Das nove atividades analisadas pela FecomercioSP, sete registraram eliminação de vagas em setembro em relação ao mesmo mês do ano anterior, sendo que as quedas mais expressivas da ocupação formal, mais uma vez, foram observadas nos segmentos de concessionárias de veículos (-7,5%) e de lojas de eletrodomésticos e eletrônicos e lojas de departamentos (-5%).

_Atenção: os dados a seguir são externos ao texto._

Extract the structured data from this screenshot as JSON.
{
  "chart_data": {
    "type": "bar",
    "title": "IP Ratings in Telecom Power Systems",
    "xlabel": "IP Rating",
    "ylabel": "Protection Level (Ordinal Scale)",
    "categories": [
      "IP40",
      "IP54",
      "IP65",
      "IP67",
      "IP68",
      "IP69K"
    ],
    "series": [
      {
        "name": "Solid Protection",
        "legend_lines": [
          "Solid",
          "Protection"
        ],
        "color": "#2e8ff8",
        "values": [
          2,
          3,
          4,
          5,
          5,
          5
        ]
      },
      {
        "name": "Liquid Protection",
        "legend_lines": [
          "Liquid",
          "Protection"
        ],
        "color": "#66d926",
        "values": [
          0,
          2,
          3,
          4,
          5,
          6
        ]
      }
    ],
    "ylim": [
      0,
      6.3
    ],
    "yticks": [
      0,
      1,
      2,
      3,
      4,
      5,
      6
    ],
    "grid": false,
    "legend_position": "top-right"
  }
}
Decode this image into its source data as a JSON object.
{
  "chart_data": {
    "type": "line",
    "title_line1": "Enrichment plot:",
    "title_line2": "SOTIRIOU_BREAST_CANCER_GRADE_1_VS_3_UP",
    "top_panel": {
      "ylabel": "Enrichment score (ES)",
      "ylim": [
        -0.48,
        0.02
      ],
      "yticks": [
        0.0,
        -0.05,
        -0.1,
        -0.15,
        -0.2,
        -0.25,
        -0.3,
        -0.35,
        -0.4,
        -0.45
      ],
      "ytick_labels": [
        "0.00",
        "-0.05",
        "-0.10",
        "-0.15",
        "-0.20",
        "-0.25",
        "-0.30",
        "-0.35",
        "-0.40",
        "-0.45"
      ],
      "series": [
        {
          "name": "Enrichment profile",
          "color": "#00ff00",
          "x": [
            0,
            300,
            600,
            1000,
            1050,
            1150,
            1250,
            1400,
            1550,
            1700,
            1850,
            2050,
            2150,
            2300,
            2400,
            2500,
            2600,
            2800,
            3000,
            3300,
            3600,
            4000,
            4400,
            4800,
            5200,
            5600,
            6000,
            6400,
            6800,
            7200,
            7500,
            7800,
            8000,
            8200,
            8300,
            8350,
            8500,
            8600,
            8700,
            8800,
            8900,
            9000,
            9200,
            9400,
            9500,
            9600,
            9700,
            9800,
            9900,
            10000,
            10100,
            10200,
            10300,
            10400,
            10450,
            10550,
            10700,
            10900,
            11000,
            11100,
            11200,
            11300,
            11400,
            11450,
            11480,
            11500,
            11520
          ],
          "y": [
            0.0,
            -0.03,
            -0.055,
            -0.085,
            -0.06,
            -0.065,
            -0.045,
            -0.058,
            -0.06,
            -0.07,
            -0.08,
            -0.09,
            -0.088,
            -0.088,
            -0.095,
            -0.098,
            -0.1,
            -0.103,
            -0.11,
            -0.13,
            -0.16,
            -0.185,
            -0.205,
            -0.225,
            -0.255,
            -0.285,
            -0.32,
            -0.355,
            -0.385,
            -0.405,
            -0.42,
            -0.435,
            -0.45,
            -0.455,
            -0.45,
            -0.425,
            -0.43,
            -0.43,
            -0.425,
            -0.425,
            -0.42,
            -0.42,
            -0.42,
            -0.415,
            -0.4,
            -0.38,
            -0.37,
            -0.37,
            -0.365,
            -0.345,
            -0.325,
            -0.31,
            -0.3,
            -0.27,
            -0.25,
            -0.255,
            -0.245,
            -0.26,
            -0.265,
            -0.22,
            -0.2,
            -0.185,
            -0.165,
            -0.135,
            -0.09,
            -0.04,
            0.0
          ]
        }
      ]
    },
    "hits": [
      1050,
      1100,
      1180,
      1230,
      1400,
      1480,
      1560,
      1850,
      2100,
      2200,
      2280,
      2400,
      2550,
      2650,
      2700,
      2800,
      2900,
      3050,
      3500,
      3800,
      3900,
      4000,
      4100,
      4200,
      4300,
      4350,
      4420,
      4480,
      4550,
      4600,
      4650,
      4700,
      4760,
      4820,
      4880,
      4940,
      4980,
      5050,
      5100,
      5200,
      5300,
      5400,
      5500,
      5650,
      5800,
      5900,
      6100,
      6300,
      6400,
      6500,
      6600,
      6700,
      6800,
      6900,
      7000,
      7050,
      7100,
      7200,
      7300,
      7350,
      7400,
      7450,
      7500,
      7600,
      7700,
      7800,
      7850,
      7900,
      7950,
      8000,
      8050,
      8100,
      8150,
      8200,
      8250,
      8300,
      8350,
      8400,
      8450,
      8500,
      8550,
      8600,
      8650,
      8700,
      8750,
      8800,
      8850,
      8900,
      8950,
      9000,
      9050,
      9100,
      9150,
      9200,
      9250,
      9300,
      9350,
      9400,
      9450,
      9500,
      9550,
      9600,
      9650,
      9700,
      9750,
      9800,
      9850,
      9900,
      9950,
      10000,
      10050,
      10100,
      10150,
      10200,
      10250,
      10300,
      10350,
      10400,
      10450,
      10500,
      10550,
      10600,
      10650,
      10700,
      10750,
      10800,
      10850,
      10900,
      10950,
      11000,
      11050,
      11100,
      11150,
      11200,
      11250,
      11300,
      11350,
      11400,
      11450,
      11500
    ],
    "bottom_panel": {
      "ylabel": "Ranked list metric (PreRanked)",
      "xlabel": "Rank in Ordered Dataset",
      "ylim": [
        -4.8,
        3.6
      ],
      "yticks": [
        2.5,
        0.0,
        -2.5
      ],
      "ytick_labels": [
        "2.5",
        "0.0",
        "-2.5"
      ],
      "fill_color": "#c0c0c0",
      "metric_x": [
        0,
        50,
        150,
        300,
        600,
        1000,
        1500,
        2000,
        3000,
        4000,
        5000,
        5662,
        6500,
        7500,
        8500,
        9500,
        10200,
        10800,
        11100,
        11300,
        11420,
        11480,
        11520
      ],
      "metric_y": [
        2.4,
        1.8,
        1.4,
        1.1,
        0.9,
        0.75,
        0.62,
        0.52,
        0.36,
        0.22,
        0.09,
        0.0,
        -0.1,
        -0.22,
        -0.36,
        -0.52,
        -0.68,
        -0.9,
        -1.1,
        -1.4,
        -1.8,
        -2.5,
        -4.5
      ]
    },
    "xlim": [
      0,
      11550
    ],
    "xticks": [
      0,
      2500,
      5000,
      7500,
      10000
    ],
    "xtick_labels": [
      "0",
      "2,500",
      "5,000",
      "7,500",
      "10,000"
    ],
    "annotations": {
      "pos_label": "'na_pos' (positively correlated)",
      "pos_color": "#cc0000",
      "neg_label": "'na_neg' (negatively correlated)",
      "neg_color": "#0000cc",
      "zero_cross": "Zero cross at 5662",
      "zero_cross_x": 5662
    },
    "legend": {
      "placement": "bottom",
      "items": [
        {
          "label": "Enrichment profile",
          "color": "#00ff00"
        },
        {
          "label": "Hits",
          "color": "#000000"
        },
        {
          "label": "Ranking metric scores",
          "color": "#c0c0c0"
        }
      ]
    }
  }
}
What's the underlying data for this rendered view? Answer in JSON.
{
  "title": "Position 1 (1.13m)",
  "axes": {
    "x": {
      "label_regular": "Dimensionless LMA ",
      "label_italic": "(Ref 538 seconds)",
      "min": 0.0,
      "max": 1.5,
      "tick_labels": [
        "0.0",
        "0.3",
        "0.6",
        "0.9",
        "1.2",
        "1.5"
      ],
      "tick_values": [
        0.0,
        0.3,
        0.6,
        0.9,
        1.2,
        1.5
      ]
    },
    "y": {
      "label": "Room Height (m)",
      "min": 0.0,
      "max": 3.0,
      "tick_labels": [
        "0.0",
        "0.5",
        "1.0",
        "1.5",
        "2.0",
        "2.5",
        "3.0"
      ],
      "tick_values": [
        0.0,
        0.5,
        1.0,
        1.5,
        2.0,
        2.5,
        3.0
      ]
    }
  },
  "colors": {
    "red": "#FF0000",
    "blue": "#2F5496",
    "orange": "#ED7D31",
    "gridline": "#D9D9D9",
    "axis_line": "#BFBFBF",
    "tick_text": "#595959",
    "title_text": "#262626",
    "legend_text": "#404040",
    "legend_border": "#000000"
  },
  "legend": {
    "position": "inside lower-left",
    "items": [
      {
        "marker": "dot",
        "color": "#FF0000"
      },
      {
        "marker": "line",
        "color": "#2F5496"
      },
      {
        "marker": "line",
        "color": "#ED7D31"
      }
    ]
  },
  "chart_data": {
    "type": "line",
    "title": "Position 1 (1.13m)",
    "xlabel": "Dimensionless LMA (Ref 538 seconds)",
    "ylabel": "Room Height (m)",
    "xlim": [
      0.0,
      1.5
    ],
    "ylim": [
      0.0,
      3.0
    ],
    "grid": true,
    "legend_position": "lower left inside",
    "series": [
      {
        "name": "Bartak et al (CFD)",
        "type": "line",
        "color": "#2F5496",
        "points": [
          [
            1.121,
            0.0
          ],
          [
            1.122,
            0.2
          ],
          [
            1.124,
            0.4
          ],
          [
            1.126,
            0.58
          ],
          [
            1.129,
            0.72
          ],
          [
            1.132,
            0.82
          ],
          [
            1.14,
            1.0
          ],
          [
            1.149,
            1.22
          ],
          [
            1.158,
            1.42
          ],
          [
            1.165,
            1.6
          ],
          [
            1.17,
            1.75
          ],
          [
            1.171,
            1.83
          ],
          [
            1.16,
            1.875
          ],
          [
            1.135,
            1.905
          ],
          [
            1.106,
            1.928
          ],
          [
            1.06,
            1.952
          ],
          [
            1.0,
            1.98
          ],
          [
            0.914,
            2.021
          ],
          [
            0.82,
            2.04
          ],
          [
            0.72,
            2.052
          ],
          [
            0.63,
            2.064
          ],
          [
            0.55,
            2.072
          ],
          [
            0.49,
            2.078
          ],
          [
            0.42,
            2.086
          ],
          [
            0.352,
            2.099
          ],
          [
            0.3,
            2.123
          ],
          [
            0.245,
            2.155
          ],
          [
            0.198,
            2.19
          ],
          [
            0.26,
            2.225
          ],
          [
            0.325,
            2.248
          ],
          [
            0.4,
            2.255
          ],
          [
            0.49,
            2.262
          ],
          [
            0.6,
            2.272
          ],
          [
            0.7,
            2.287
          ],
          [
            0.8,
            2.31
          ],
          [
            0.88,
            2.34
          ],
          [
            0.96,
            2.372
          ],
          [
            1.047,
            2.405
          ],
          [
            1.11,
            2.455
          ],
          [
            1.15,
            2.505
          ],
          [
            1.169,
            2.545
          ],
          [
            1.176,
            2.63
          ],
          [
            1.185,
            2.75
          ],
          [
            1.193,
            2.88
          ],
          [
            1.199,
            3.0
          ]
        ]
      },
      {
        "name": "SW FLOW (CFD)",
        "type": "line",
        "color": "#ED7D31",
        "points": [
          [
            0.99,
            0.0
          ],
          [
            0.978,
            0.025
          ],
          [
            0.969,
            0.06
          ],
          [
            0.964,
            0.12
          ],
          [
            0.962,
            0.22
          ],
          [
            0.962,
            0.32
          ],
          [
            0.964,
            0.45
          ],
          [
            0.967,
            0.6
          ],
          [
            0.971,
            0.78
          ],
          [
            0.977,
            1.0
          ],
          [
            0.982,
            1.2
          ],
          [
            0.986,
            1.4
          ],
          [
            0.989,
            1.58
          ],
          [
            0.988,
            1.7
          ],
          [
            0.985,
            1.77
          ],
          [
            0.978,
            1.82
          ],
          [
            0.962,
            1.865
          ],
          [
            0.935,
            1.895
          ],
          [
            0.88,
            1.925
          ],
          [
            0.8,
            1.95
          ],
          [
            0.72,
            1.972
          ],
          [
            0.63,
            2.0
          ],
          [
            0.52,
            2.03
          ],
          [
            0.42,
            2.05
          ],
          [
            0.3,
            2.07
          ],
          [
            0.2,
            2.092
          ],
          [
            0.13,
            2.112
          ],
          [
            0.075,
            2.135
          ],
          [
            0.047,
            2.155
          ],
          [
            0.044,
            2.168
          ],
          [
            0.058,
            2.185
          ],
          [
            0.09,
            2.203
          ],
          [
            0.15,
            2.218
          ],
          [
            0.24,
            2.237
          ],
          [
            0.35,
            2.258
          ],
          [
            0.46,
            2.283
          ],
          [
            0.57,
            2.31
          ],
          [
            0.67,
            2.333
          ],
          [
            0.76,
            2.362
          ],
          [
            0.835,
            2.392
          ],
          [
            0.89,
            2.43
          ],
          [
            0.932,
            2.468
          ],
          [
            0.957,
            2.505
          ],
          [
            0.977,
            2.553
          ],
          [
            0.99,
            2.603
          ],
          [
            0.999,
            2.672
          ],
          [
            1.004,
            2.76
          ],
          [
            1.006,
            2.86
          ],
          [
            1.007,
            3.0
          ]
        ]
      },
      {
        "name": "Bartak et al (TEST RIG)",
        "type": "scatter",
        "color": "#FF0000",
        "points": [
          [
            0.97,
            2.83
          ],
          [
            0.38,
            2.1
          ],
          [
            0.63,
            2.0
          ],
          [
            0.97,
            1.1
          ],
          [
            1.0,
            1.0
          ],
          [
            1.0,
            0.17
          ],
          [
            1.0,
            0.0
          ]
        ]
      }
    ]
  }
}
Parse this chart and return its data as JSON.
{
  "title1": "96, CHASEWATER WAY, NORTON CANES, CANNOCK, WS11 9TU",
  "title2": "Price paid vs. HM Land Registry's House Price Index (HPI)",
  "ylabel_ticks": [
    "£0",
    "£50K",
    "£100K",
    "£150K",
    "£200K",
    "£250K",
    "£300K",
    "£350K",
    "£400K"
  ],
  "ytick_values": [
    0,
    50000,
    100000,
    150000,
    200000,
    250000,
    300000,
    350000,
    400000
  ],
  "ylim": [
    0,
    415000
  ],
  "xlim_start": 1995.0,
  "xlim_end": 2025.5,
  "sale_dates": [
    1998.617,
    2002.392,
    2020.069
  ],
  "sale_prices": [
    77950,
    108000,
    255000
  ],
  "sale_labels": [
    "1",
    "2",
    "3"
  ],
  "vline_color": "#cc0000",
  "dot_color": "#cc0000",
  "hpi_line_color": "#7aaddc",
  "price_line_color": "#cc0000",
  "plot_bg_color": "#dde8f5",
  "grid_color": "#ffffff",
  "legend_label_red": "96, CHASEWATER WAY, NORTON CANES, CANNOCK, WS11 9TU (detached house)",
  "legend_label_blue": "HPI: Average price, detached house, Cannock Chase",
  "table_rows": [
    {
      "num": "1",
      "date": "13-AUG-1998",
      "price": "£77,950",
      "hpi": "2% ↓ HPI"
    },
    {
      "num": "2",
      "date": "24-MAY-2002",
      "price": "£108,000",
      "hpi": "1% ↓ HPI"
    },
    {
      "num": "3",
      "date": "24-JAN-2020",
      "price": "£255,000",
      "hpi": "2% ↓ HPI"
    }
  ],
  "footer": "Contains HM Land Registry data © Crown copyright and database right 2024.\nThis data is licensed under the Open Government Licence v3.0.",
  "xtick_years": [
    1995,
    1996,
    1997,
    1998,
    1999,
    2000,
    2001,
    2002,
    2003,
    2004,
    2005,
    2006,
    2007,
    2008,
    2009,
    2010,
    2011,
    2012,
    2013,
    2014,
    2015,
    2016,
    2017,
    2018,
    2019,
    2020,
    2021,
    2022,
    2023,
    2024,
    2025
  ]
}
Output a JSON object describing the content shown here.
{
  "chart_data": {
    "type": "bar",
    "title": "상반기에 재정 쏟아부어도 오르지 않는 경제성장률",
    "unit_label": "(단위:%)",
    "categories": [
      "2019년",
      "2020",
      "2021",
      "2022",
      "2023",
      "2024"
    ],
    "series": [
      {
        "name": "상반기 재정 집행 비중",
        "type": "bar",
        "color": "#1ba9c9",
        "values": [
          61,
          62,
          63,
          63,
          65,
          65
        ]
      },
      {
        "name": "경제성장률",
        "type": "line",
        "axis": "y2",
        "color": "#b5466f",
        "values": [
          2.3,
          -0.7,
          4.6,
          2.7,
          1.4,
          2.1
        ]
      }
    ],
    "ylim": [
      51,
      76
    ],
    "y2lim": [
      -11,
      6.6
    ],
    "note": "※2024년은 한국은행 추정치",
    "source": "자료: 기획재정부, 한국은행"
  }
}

Apenas os setores de farmácias e perfumarias e de supermercados, que ainda registram crescimento das vendas, apresentaram aumento no montante de empregados em relação a setembro do ano passado (2,7% e 1,3%, respectivamente).
 
A assessoria econômica da FecomercioSP aponta que o desempenho do mercado de trabalho no varejo paulista é reflexo direto da retração no consumo das famílias e aumento dos custos operacionais para os empresários. A expectativa é que o cenário não se altere a curto prazo, e os próximos dois meses devam registrar saldo positivo por causa das contratações temporárias do fim de ano. Ainda assim, os resultados devem ser inferiores aos observados no fim de 2014.

Nota metodológica
A pesquisa analisa o nível de emprego do comércio varejista. O campo de atuação está estratificado em 16 regiões do Estado de São Paulo e nove atividades do varejo: autopeças e acessórios; concessionárias de veículos; farmácias e perfumarias; lojas de eletrodomésticos e eletrônicos e lojas de departamento; materiais de construção; lojas de móveis e decoração; lojas de vestuário, tecido e calçados; supermercados; e outras atividades. As informações são extraídas dos registros do Ministério do Trabalho e Emprego, por meio do Cadastro Geral de Empregados e Desempregados (Caged) e o impacto do seu resultado no estoque estabelecido de trabalhadores no Estado de São Paulo, com base na Relação Anual de Informações Sociais (Rais).